PART I (33 points)
This question requires you to read the below article, its appendix, as well as its variable codebook
(on Moodle). The data is called “replicationdata.Rdata”.
Nicole Janz (2018) Foreign direct investment and repression: An analysis across industry
sectors, Journal of Human Rights, 17:2, 163-183, DOI: 10.1080/14754835.2017.1306691
The article and appendix, variable codebook, and data are uploaded on Moodle. For further
information, the replication materials are also online at the Harvard Dataverse repository
(https://doi.org/10.7910/DVN/WHCZJR); feel free to explore this extra information.
1) What is the research question the author is investigating? Why is this question relevant?
[4 points]
2) What are the three main dependent (outcome) variables that are related to human
rights, and how are they measured? Are they categorical or continuous, and why? Be as
specific as you can. You can use the main text as well as the variable codebook to answer
this question. [6 points]
3) We will now turn to further variables in the data set:
• Population [“Lag_logpopulation”]
• Democracy [“Lag_polity2”]
• Conflict [“Lag_confl”]
What do these variables measure, and what do the values / scores stand for? Are they
categorical or continuous, and how do you know? [8 points]
4) We now turn to Table 5 in the online appendix of the article, as displayed below. Your
task is to replicate some rows of this table. Take the variables from above
(“Lag_logpopulation”, “Lag_polity2”, “Lag_confl”) and use Rstudio to calculate and
3
describe the
a. number of observations N, mean, standard deviation (St. Dev.), minimum, and
maximum, in table format [4 points]
b. display and describe the distribution (figures and main text) of each of the
variables suitable to its measurement (e.g. histogram, bar chart, or boxplot) [8
points]
5) What is the main general result of the study, according to the conclusion? [3 points]
= = = = = = = = = = = = = = = = = = = = = = = = = = = = = = = = = = = = = = = = = = = = = =
Part II (33 points)
For this assignment you will use an extract from the UK 2011 census dataset (“Q3 census
data.csv”) that is available on Moodle. This dataset holds information on economic activity,
ethnicity, highest level of educational qualification and religion at the neighbourhood level in
Nottingham. Column “OA” identifies each neighbourhood. The variables we are interested in
are:
• percentage of the population in the neighbourhood who are employed (emp)
• percentage who are unemployed (unemp)
• percentage with no qualifications, not even GCSE or Foundation level (noqual)
• percentage with a university degree or above (degqual).
• variable areatype contains a classification of the neighbourhood developed by the Office
for National Statistics. There are seven types of areas in Nottingham as listed below:
Code Description
1 Cosmopolitan
2 Ethnicity central
3 Multicultural metropolitan
4 Urbanites
5 Suburbanites
6 Constrained city dwellers
4
7 Hard-pressed living
You are conducting research with the assumption that employment and previous education
(degree) are related. You should use descriptive statistics to examine and compare these
variables. Please pick two variables from the data set:
• one variable related to employment (either emp or unemp), and
• one variable related to education (either noqual or degqual).
- Describe the summary statistics of two of the variables you have selected. You should display
and describe a table (similar to table A5 above) that shows mean, standard deviation,
minimum and maximum for the two variables. Make sure to compare the two variables and
note what you have learned about education and employment. [10 points]
Next, please select one of the education variables( noqual or degqual), and answer the following
two questions: - Visualise the distribution of your education variable in a histogram, and describe the shape
of the distribution (e.g. skewed and in which direction?).

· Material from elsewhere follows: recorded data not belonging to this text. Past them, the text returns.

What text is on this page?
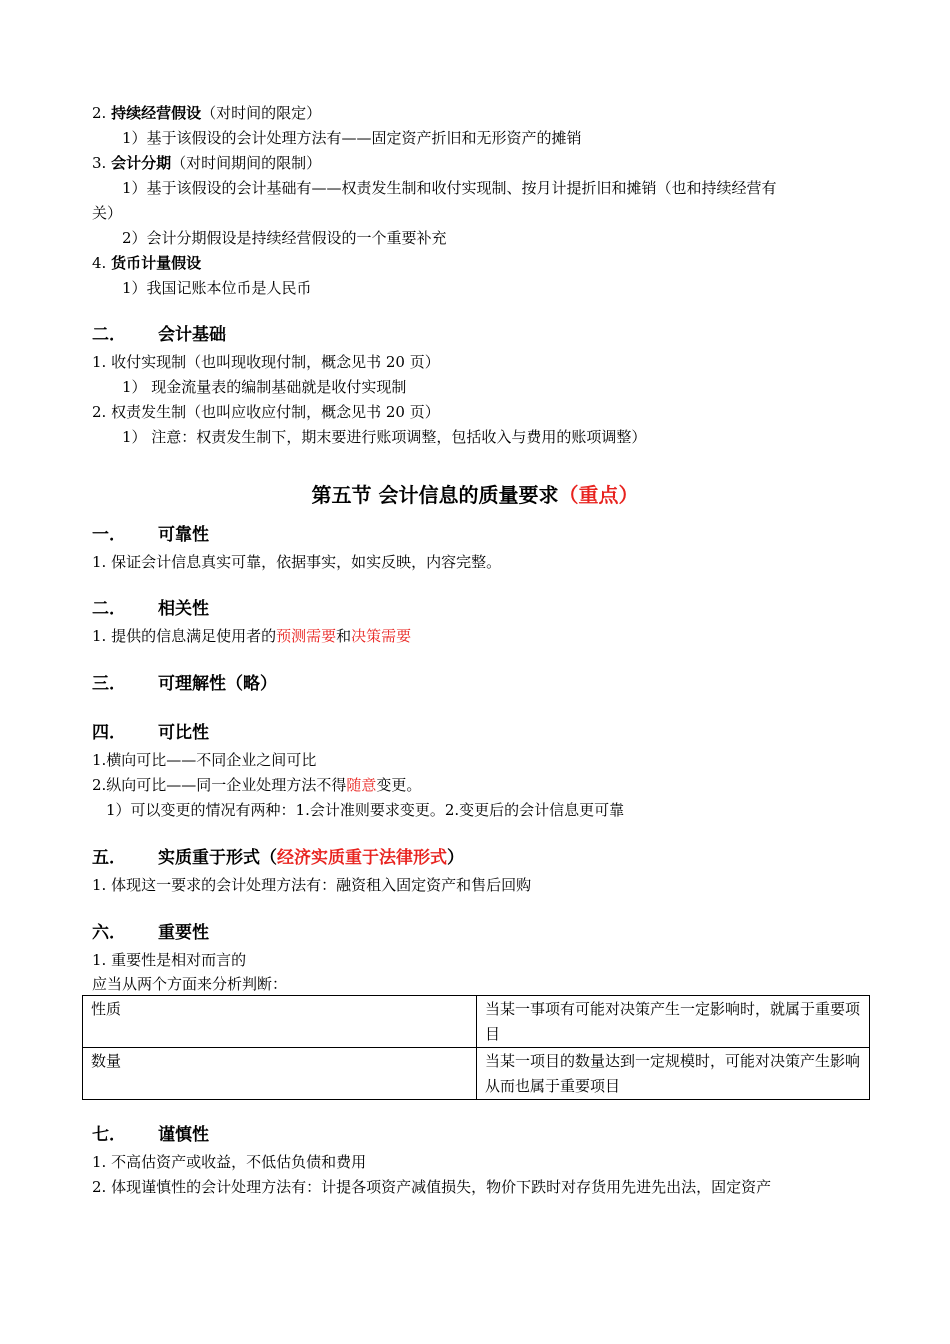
2. 持续经营假设（对时间的限定）
1）基于该假设的会计处理方法有——固定资产折旧和无形资产的摊销
3. 会计分期（对时间期间的限制）
1）基于该假设的会计基础有——权责发生制和收付实现制、按月计提折旧和摊销（也和持续经营有
关）
2）会计分期假设是持续经营假设的一个重要补充
4. 货币计量假设
1）我国记账本位币是人民币
二． 会计基础
1. 收付实现制（也叫现收现付制，概念见书 20 页）
1） 现金流量表的编制基础就是收付实现制
2. 权责发生制（也叫应收应付制，概念见书 20 页）
1） 注意：权责发生制下，期末要进行账项调整，包括收入与费用的账项调整）
第五节 会计信息的质量要求（重点）
一． 可靠性
1. 保证会计信息真实可靠，依据事实，如实反映，内容完整。
二． 相关性
1. 提供的信息满足使用者的预测需要和决策需要
三． 可理解性（略）
四． 可比性
1.横向可比——不同企业之间可比
2.纵向可比——同一企业处理方法不得随意变更。
1）可以变更的情况有两种：1.会计准则要求变更。2.变更后的会计信息更可靠
五． 实质重于形式（经济实质重于法律形式）
1. 体现这一要求的会计处理方法有：融资租入固定资产和售后回购
六． 重要性
1. 重要性是相对而言的
应当从两个方面来分析判断：
性质	当某一事项有可能对决策产生一定影响时，就属于重要项目
数量	当某一项目的数量达到一定规模时，可能对决策产生影响从而也属于重要项目
七． 谨慎性
1. 不高估资产或收益，不低估负债和费用
2. 体现谨慎性的会计处理方法有：计提各项资产减值损失，物价下跌时对存货用先进先出法，固定资产
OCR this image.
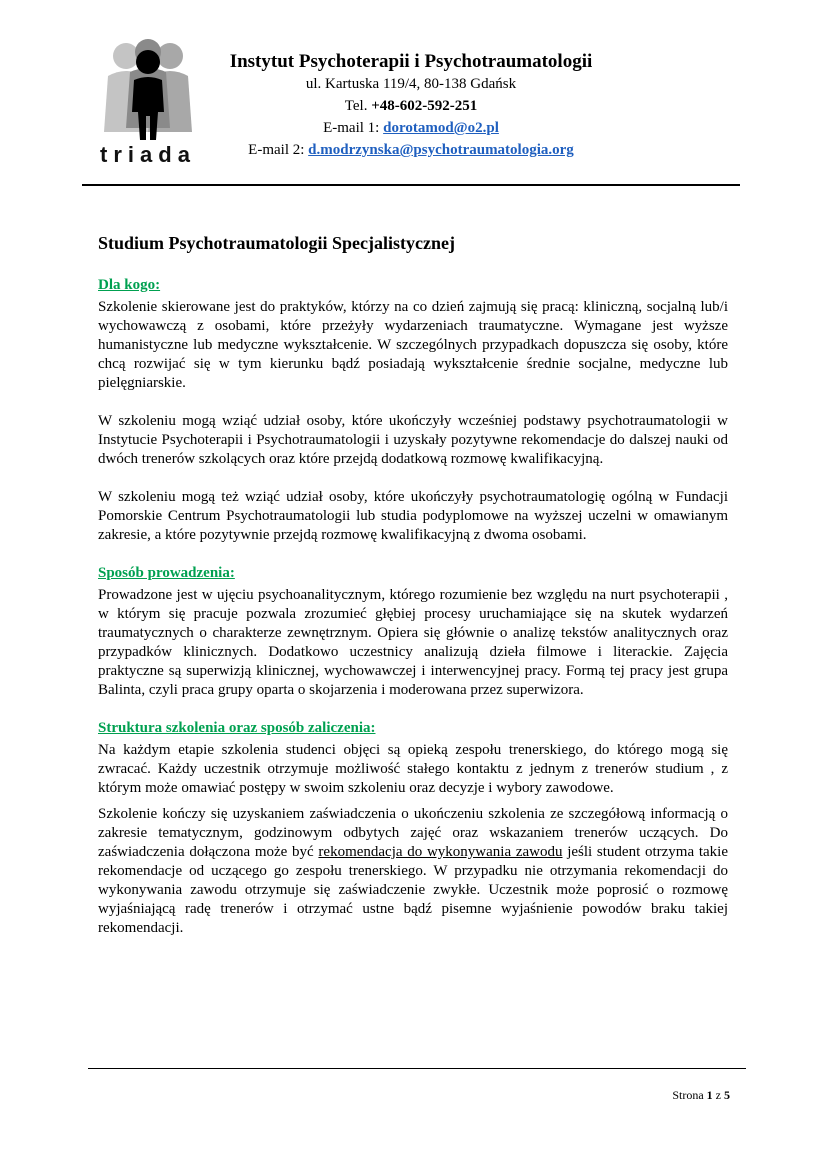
triada
Instytut Psychoterapii i Psychotraumatologii
ul. Kartuska 119/4, 80-138 Gdańsk
Tel. +48-602-592-251
E-mail 1: dorotamod@o2.pl
E-mail 2: d.modrzynska@psychotraumatologia.org
Studium Psychotraumatologii Specjalistycznej
Dla kogo:

Szkolenie skierowane jest do praktyków, którzy na co dzień zajmują się pracą: kliniczną, socjalną lub/i wychowawczą z osobami, które przeżyły wydarzeniach traumatyczne. Wymagane jest wyższe humanistyczne lub medyczne wykształcenie. W szczególnych przypadkach dopuszcza się osoby, które chcą rozwijać się w tym kierunku bądź posiadają wykształcenie średnie socjalne, medyczne lub pielęgniarskie.

W szkoleniu mogą wziąć udział osoby, które ukończyły wcześniej podstawy psychotraumatologii w Instytucie Psychoterapii i Psychotraumatologii i uzyskały pozytywne rekomendacje do dalszej nauki od dwóch trenerów szkolących oraz które przejdą dodatkową rozmowę kwalifikacyjną.

W szkoleniu mogą też wziąć udział osoby, które ukończyły psychotraumatologię ogólną w Fundacji Pomorskie Centrum Psychotraumatologii lub studia podyplomowe na wyższej uczelni w omawianym zakresie, a które pozytywnie przejdą rozmowę kwalifikacyjną z dwoma osobami.

Sposób prowadzenia:

Prowadzone jest w ujęciu psychoanalitycznym, którego rozumienie bez względu na nurt psychoterapii , w którym się pracuje pozwala zrozumieć głębiej procesy uruchamiające się na skutek wydarzeń traumatycznych o charakterze zewnętrznym. Opiera się głównie o analizę tekstów analitycznych oraz przypadków klinicznych. Dodatkowo uczestnicy analizują dzieła filmowe i literackie. Zajęcia praktyczne są superwizją klinicznej, wychowawczej i interwencyjnej pracy. Formą tej pracy jest grupa Balinta, czyli praca grupy oparta o skojarzenia i moderowana przez superwizora.

Struktura szkolenia oraz sposób zaliczenia:

Na każdym etapie szkolenia studenci objęci są opieką zespołu trenerskiego, do którego mogą się zwracać. Każdy uczestnik otrzymuje możliwość stałego kontaktu z jednym z trenerów studium , z którym może omawiać postępy w swoim szkoleniu oraz decyzje i wybory zawodowe.

Szkolenie kończy się uzyskaniem zaświadczenia o ukończeniu szkolenia ze szczegółową informacją o zakresie tematycznym, godzinowym odbytych zajęć oraz wskazaniem trenerów uczących. Do zaświadczenia dołączona może być rekomendacja do wykonywania zawodu jeśli student otrzyma takie rekomendacje od uczącego go zespołu trenerskiego. W przypadku nie otrzymania rekomendacji do wykonywania zawodu otrzymuje się zaświadczenie zwykłe. Uczestnik może poprosić o rozmowę wyjaśniającą radę trenerów i otrzymać ustne bądź pisemne wyjaśnienie powodów braku takiej rekomendacji.

Strona 1 z 5
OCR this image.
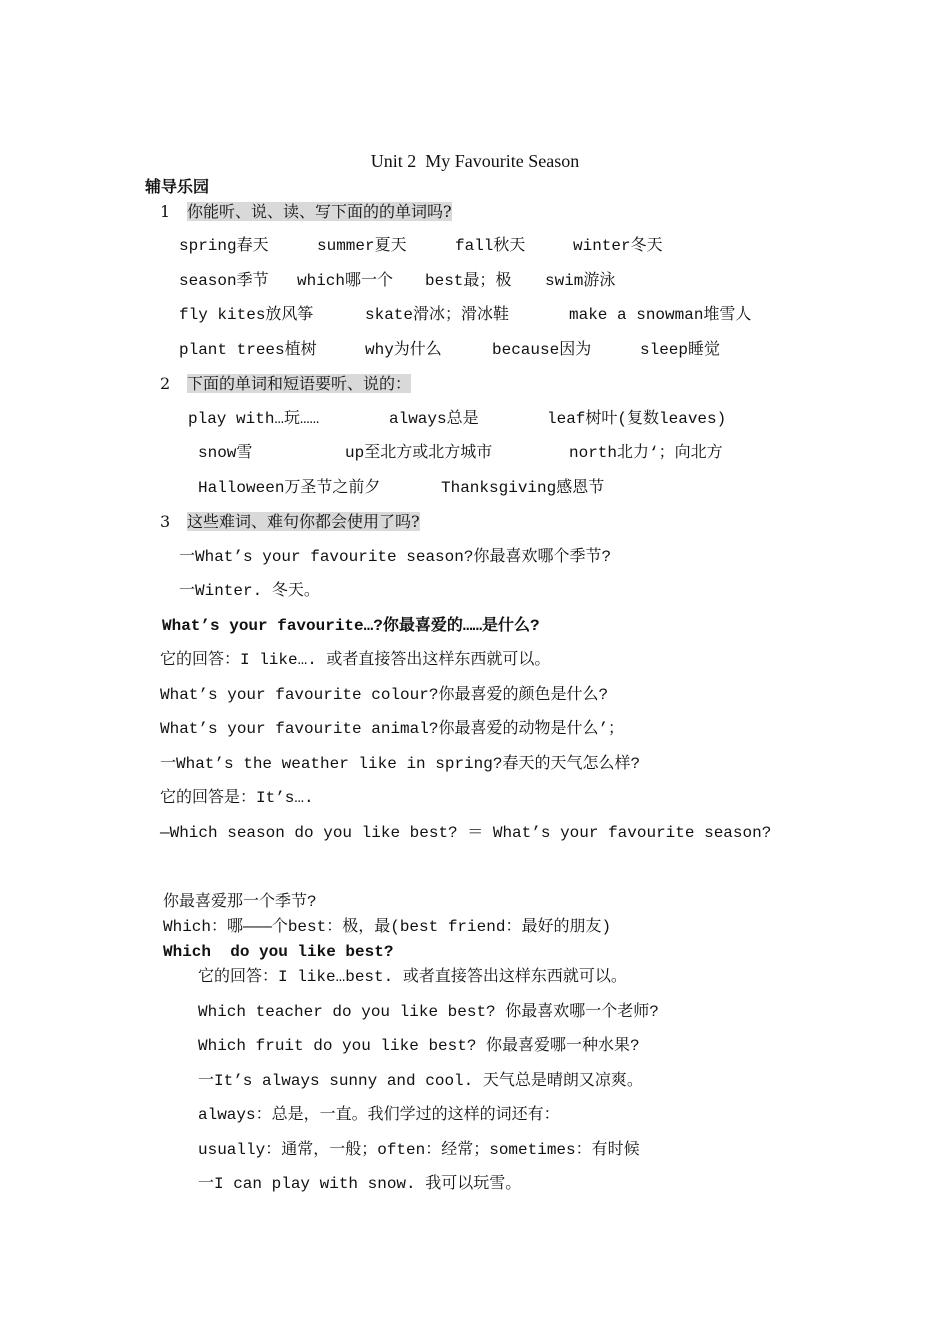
Unit 2  My Favourite Season
辅导乐园
1 你能听、说、读、写下面的的单词吗?
spring春天	summer夏天	fall秋天	winter冬天
season季节 which哪一个 best最；极 swim游泳
fly kites放风筝	skate滑冰；滑冰鞋	make a snowman堆雪人
plant trees植树	why为什么	because因为	sleep睡觉
2 下面的单词和短语要听、说的：
play with…玩……	always总是	leaf树叶(复数leaves)
snow雪	up至北方或北方城市	north北力‘；向北方
Halloween万圣节之前夕	Thanksgiving感恩节
3 这些难词、难句你都会使用了吗?
一What’s your favourite season?你最喜欢哪个季节?
一Winter. 冬天。
What’s your favourite…?你最喜爱的……是什么?
它的回答：I like…. 或者直接答出这样东西就可以。
What’s your favourite colour?你最喜爱的颜色是什么?
What’s your favourite animal?你最喜爱的动物是什么’；
一What’s the weather like in spring?春天的天气怎么样?
它的回答是：It’s….
—Which season do you like best? ＝ What’s your favourite season?
你最喜爱那一个季节?
Which：哪———个best：极，最(best friend：最好的朋友)
Which  do you like best?
它的回答：I like…best. 或者直接答出这样东西就可以。
Which teacher do you like best? 你最喜欢哪一个老师?
Which fruit do you like best? 你最喜爱哪一种水果?
一It’s always sunny and cool. 天气总是晴朗又凉爽。
always：总是，一直。我们学过的这样的词还有：
usually：通常，一般；often：经常；sometimes：有时候
一I can play with snow. 我可以玩雪。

Then calculate z-scores for the
values of the variable and produce a histogram to show the distribution of these z-scores.
Explain the difference between the plots using z-scores and your previous histogram. [10
points] - We now ask you to create subsets of your selected education variable per neighbourhood
type (variable areatype). Produce a table or figure showing summary statistics of the variable
for each of these neighbourhoods separately. Identify three notable differences between the
areas and summarise them below the table. [11 points]
= = = = = = = = = = = = = = = = = = = = = = = = = = = = = = = = = = = = = = = = = = = = = =
Part III (34 points)
This question pertains to variables in the “Constituency and Local Authority Data_England.csv”
dataset found on Moodle. For all questions below, use Rstudio to create graphs, examine
descriptive statistics, and conduct your analysis. Be sure to report in text the results of any
hypothesis test.
A researcher is interested in educational attainment and whether this differs by region (e.g. East
Midlands, London). She wishes to use information in the variable “ConstPctDegree_2015”
(which measures the percent of individuals within each parliamentary constituency who had a
Level 4 or above qualification at the time of the 2011 Census) to learn more about this topic. - Briefly describe the variable “ConstPctDegree_2015”. You should indicate:
a. the scale on which the variable is measured;
b. appropriate measures of central tendency and spread;
c. the number of observations in this variable. [3 points] - Create a figure that displays the variable’s distribution and insert it into your document.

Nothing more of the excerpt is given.